All PCR-positive products with EE3/EE4 primers were sent to Macrogen (Daejeon, Republic of Korea) for Sanger sequencing. The obtained sequences, along with those previously reported in GenBank, were aligned and analyzed using the multiple sequence alignment program CLUSTAL Omega (v. 1.2.1, Bioweb, Ferndale, WA, USA). Unnecessary sequences at the front and back ends were trimmed based on the sequences detected in this study, using BioEdit (v. 7.2.5, Bioedit, Manchester, UK). Sites containing gaps or ambiguous alignment were removed before phylogenetic analysis. Phylogenetic analysis was conducted using the maximum likelihood method with the Kimura two-parameter distance model in molecular evolutionary genetics analysis [16]. The aligned sequences of Anaplasma 16S rRNA were pairwise compared to determine homology, and the stability of the obtained trees was estimated using bootstrap analysis with 1,000 replicates.

For the estimation of evolutionary divergence between sequences of Anaplasma spp. identified in this study, analyses were conducted using the Maximum Composite Likelihood model [17]. This analysis involved 25 nucleotide sequences, and all ambiguous positions were removed for each sequence pair (pairwise deletion option). There was a total of 881 positions in the final dataset. Evolutionary analyses were conducted in MEGA11 [16].

A total of 36,912 questing ticks of the genus Haemaphysalis were collected from 149 sites (Table 1). The distribution of ticks was as follows: 12,869 from Jeonnam, 5,899 from Jeonbuk, 10,584 from Chungnam, and 8,560 from Chungbuk provinces. Among these, larvae represented the highest proportion among the three developmental stages (19,980 ticks, 54.1%), while adults made up the lowest (1,434 ticks, 3.9%). However, species identification of larvae was not recorded due to the morphological indistinguishability between the larval stages of H. longicornis and H. flava.

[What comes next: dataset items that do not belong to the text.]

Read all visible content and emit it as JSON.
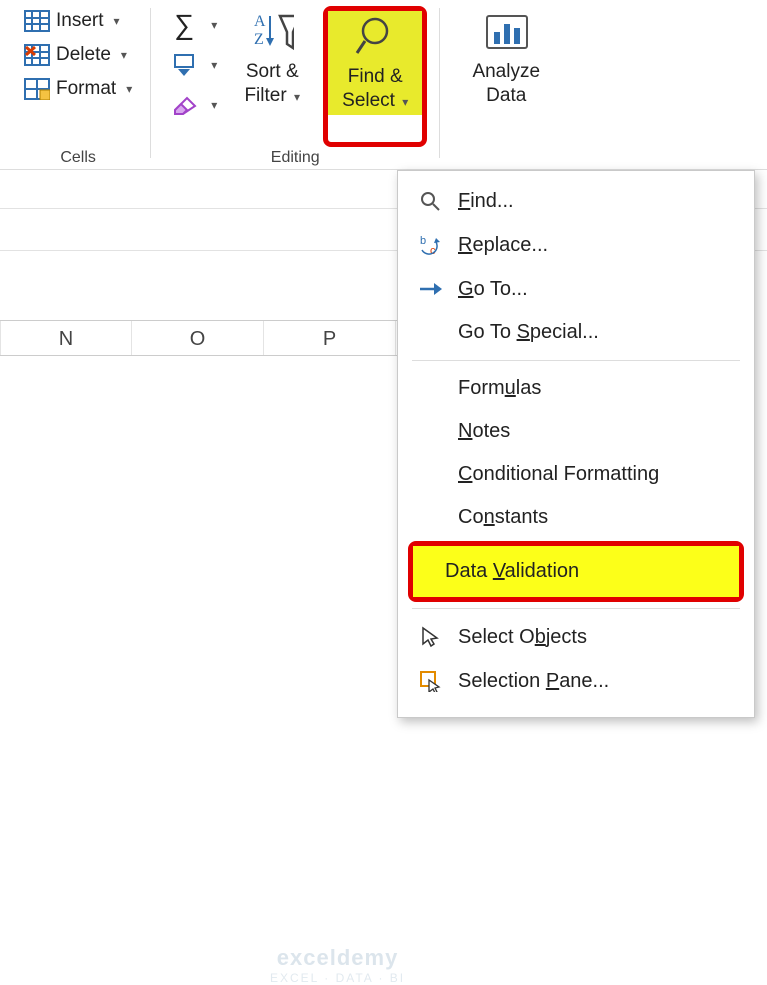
{
  "ribbon": {
    "cells": {
      "label": "Cells",
      "insert": "Insert",
      "delete": "Delete",
      "format": "Format"
    },
    "editing": {
      "label": "Editing",
      "sort_filter_l1": "Sort &",
      "sort_filter_l2": "Filter",
      "find_select_l1": "Find &",
      "find_select_l2": "Select"
    },
    "analysis": {
      "l1": "Analyze",
      "l2": "Data"
    }
  },
  "columns": {
    "n": "N",
    "o": "O",
    "p": "P"
  },
  "menu": {
    "find": "Find...",
    "replace": "Replace...",
    "goto": "Go To...",
    "goto_special": "Go To Special...",
    "formulas": "Formulas",
    "notes": "Notes",
    "cond_fmt": "Conditional Formatting",
    "constants": "Constants",
    "data_validation": "Data Validation",
    "select_objects": "Select Objects",
    "selection_pane": "Selection Pane..."
  },
  "watermark": {
    "brand": "exceldemy",
    "sub": "EXCEL · DATA · BI"
  }
}
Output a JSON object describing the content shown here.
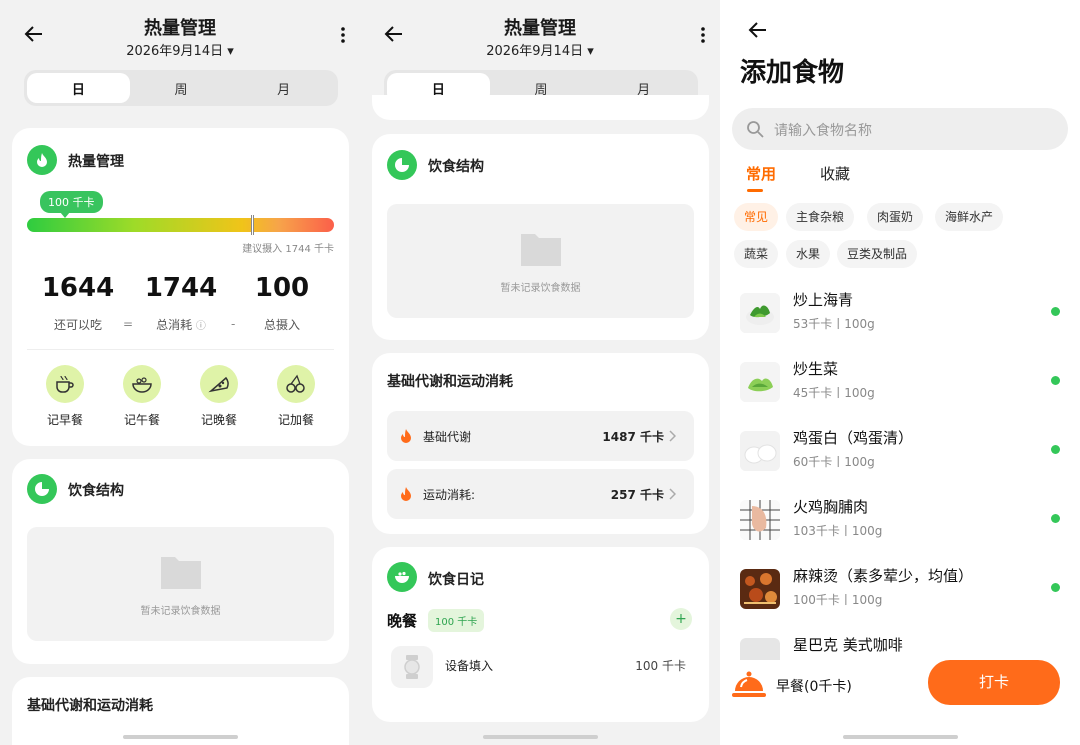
{
  "colors": {
    "green": "#34c759",
    "orange": "#ff6b1a",
    "bg": "#f2f2f2"
  },
  "screen1": {
    "header": {
      "title": "热量管理",
      "date": "2026年9月14日"
    },
    "tabs": [
      "日",
      "周",
      "月"
    ],
    "calorie_card": {
      "title": "热量管理",
      "intake_pill": "100 千卡",
      "intake_fraction": 0.05,
      "target_marker_fraction": 0.73,
      "suggest": "建议摄入 1744 千卡",
      "stats": [
        {
          "value": "1644",
          "label": "还可以吃"
        },
        {
          "value": "1744",
          "label": "总消耗"
        },
        {
          "value": "100",
          "label": "总摄入"
        }
      ],
      "ops": [
        "=",
        "-"
      ],
      "meals": [
        {
          "label": "记早餐",
          "icon": "coffee-cup-icon"
        },
        {
          "label": "记午餐",
          "icon": "rice-bowl-icon"
        },
        {
          "label": "记晚餐",
          "icon": "pizza-slice-icon"
        },
        {
          "label": "记加餐",
          "icon": "cherries-icon"
        }
      ]
    },
    "diet_card": {
      "title": "饮食结构",
      "empty_text": "暂未记录饮食数据"
    },
    "bmr_card": {
      "title": "基础代谢和运动消耗"
    }
  },
  "screen2": {
    "header": {
      "title": "热量管理",
      "date": "2026年9月14日"
    },
    "tabs": [
      "日",
      "周",
      "月"
    ],
    "diet_card": {
      "title": "饮食结构",
      "empty_text": "暂未记录饮食数据"
    },
    "bmr_card": {
      "title": "基础代谢和运动消耗",
      "rows": [
        {
          "label": "基础代谢",
          "value": "1487 千卡"
        },
        {
          "label": "运动消耗:",
          "value": "257 千卡"
        }
      ]
    },
    "diary_card": {
      "title": "饮食日记",
      "meal": "晚餐",
      "meal_badge": "100 千卡",
      "plus": "+",
      "entry": {
        "name": "设备填入",
        "value": "100 千卡"
      }
    }
  },
  "screen3": {
    "title": "添加食物",
    "search_placeholder": "请输入食物名称",
    "tabs": [
      "常用",
      "收藏"
    ],
    "chips": [
      "常见",
      "主食杂粮",
      "肉蛋奶",
      "海鲜水产",
      "蔬菜",
      "水果",
      "豆类及制品"
    ],
    "foods": [
      {
        "name": "炒上海青",
        "cal": "53千卡丨100g"
      },
      {
        "name": "炒生菜",
        "cal": "45千卡丨100g"
      },
      {
        "name": "鸡蛋白（鸡蛋清）",
        "cal": "60千卡丨100g"
      },
      {
        "name": "火鸡胸脯肉",
        "cal": "103千卡丨100g"
      },
      {
        "name": "麻辣烫（素多荤少，均值）",
        "cal": "100千卡丨100g"
      },
      {
        "name": "星巴克 美式咖啡",
        "cal": ""
      }
    ],
    "bottom": {
      "meal_text": "早餐(0千卡)",
      "button": "打卡"
    }
  }
}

Nymph and adult stages of H. longicornis (13,082 ticks, 35.4%) and H. flava (3,850 ticks, 10.4%) were collected from all four provinces, with H. longicornis being the dominant species. The occurrence of H. longicornis nymphs and adults was primarily observed from April to July, with peak occurrences in May for nymphs and July for adults, respectively. In contrast, the occurrence of H. flava nymphs and adults was observed from March to June, with peak occurrence in March for both nymphs and adults (Additional file 1: Table S1).

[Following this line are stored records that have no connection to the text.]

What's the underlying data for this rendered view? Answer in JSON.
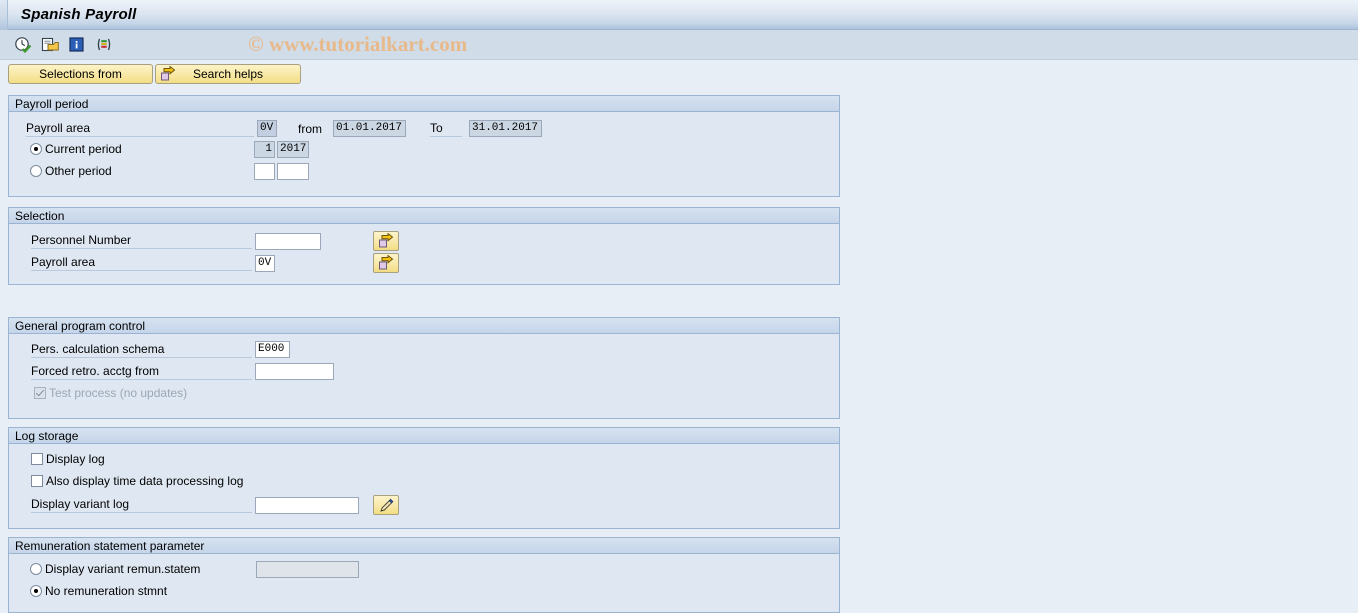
{
  "window": {
    "title": "Spanish Payroll"
  },
  "toolbar": {
    "icons": [
      {
        "name": "execute-clock-icon",
        "title": "Execute"
      },
      {
        "name": "variant-folder-icon",
        "title": "Get Variant"
      },
      {
        "name": "info-icon",
        "title": "Information"
      },
      {
        "name": "multicolor-list-icon",
        "title": "Selection Options"
      }
    ],
    "watermark": "© www.tutorialkart.com"
  },
  "buttons": {
    "selections_from": "Selections from",
    "search_helps": "Search helps"
  },
  "sections": {
    "payroll_period": {
      "title": "Payroll period",
      "payroll_area_label": "Payroll area",
      "payroll_area_value": "0V",
      "from_label": "from",
      "from_value": "01.01.2017",
      "to_label": "To",
      "to_value": "31.01.2017",
      "current_period_label": "Current period",
      "current_period_selected": true,
      "current_period_num": "1",
      "current_period_year": "2017",
      "other_period_label": "Other period",
      "other_period_selected": false,
      "other_period_num": "",
      "other_period_year": ""
    },
    "selection": {
      "title": "Selection",
      "personnel_number_label": "Personnel Number",
      "personnel_number_value": "",
      "personnel_number_multi_icon": "multi-selection-arrow-icon",
      "payroll_area_label": "Payroll area",
      "payroll_area_value": "0V",
      "payroll_area_multi_icon": "multi-selection-arrow-icon"
    },
    "general_program_control": {
      "title": "General program control",
      "schema_label": "Pers. calculation schema",
      "schema_value": "E000",
      "forced_retro_label": "Forced retro. acctg from",
      "forced_retro_value": "",
      "test_process_label": "Test process (no updates)",
      "test_process_checked": true,
      "test_process_disabled": true
    },
    "log_storage": {
      "title": "Log storage",
      "display_log_label": "Display log",
      "display_log_checked": false,
      "time_data_log_label": "Also display time data processing log",
      "time_data_log_checked": false,
      "display_variant_log_label": "Display variant log",
      "display_variant_log_value": "",
      "display_variant_log_icon": "pencil-edit-icon"
    },
    "remuneration": {
      "title": "Remuneration statement parameter",
      "display_variant_label": "Display variant remun.statem",
      "display_variant_selected": false,
      "display_variant_value": "",
      "no_remuneration_label": "No remuneration stmnt",
      "no_remuneration_selected": true
    }
  },
  "colors": {
    "page_bg": "#e8eef6",
    "panel_bg": "#dfe8f2",
    "panel_border": "#9bb4d2",
    "button_yellow": "#f8e9a8",
    "watermark": "#e8b98a",
    "toolbar_bg": "#d0dce8"
  }
}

Table 1. Number of Haemaphysalis tick species collected from the study area

The monthly occurrence of Haemaphysalis ticks by developmental stages from March to October is illustrated in Fig. 2, with a detailed breakdown presented in Additional file 1: Table S1. From March to July, the nymphal stage dominated the study areas, with 94.9% of the nymphal ticks collected during this period, peaking in April. Conversely, the larval stage was predominantly collected from July to October, accounting for 92.9% of the larvae collected during these months, with the highest peak observed in September. The collection of adult stages was comparatively low (1,434 ticks, 3.9%) compared to the larval (19,980 ticks, 54.1%) and nymphal (15,498 ticks, 42.0%) stages, with the highest number of adults collected in July (451 ticks, 1.3%).

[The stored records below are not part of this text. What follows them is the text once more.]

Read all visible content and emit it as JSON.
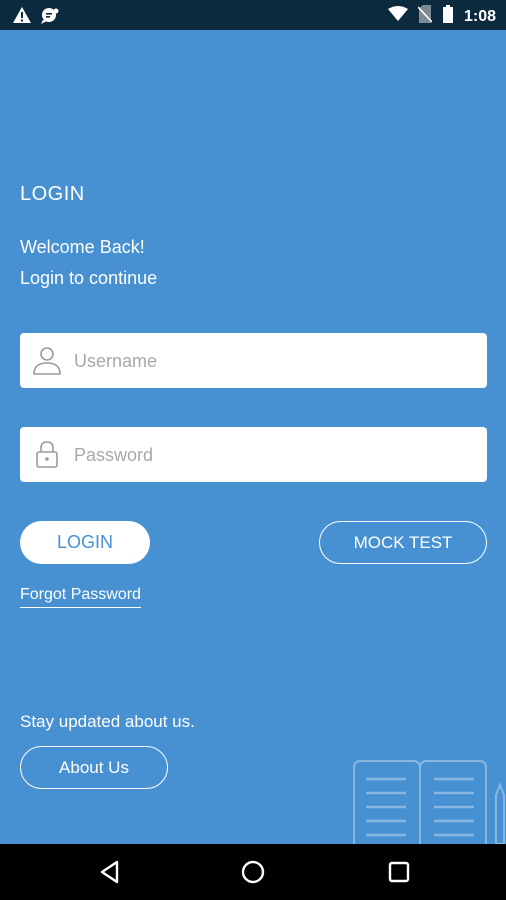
{
  "status_bar": {
    "time": "1:08",
    "icons": [
      "warning-icon",
      "notification-icon",
      "wifi-icon",
      "no-sim-icon",
      "battery-icon"
    ]
  },
  "login": {
    "title": "LOGIN",
    "welcome": "Welcome Back!",
    "subtitle": "Login to continue",
    "username": {
      "placeholder": "Username",
      "value": "",
      "icon": "user-icon"
    },
    "password": {
      "placeholder": "Password",
      "value": "",
      "icon": "lock-icon"
    },
    "login_button": "LOGIN",
    "mock_test_button": "MOCK TEST",
    "forgot_password": "Forgot Password"
  },
  "footer": {
    "stay_updated": "Stay updated about us.",
    "about_button": "About Us"
  },
  "nav_bar": {
    "icons": [
      "back-icon",
      "home-icon",
      "recents-icon"
    ]
  },
  "colors": {
    "background": "#4791d2",
    "status_bar": "#0c2a3e",
    "nav_bar": "#000000",
    "text": "#ffffff"
  }
}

Of the ticks collected, approximately one-third (13,118 ticks, 35.5%) underwent PCR analysis to detect Anaplasma infection. They were pooled into 939 groups, which were then subjected to PCR analysis followed by sequencing for species identification and phylogenetic analysis. Out of the 939 pools of ticks, 24 pools (2.6%) tested positive for Anaplasma. The larval stage exhibited the highest number of Anaplasma-positive pools (16 pools, 1.7%), followed by the nymphal (7 pools, 0.7%) and adult (1 pool, 0.1%) stages (Table 2).

Anaplasma-positive pools were found in the nymphal and adult stages of H. longicornis, but none of the H. flava pools contained Anaplasma-specific DNA. The minimum infection rate (MIR) of Anaplasma from the 13,118 ticks was calculated to be 0.183%. High numbers of Anaplasma-positive pools were observed in Chungnam and Chungbuk provinces, each with 9 positive pools, while Jeonnam and Jeonbuk provinces had 5 and 1 positive pools, respectively.

The monthly occurrence of Anaplasma-positive pools is depicted in Fig. 3. The pattern of Anaplasma-positive pools coincided with the monthly occurrence of Haemaphysalis tick stages. Positive pools in the nymphal stage were found from April to July, while Anaplasma-positive larval pools were observed from August to October. One positive pool in the adult stage was found in July, coinciding with the peak occurrence of adult ticks. The highest peak occurrence of Anaplasma-positive pools was observed in September, which corresponded with the peak in larval tick activity.

Table 2 Souce of Anaplasma-positive tick pools of Haemaphysalis spp. in Korea

¹MIR, minimum infection rate (number of positive pools of ticks / total number of ticks tested × 100); ² MIR within each developmental stage of tick

Phylogenetic analysis of the PCR-positive pools for Anaplasma spp. revealed that 21 of the 24 Anaplasma-positive pools contained A. phagocytophilum-specific gene, while the remaining 2 and 1 were identified as A. bovis and Anaplasma sp., respectively (Fig. 4). The two A. bovis sequences were found in a pool of H. longicornis nymphs collected in Sejong-si in June and in an adult male tick collected in Chungnam province in July. Sixteen A. phagocytophilum-positive pools were identified from larval ticks, while six positive pools were from nymphs.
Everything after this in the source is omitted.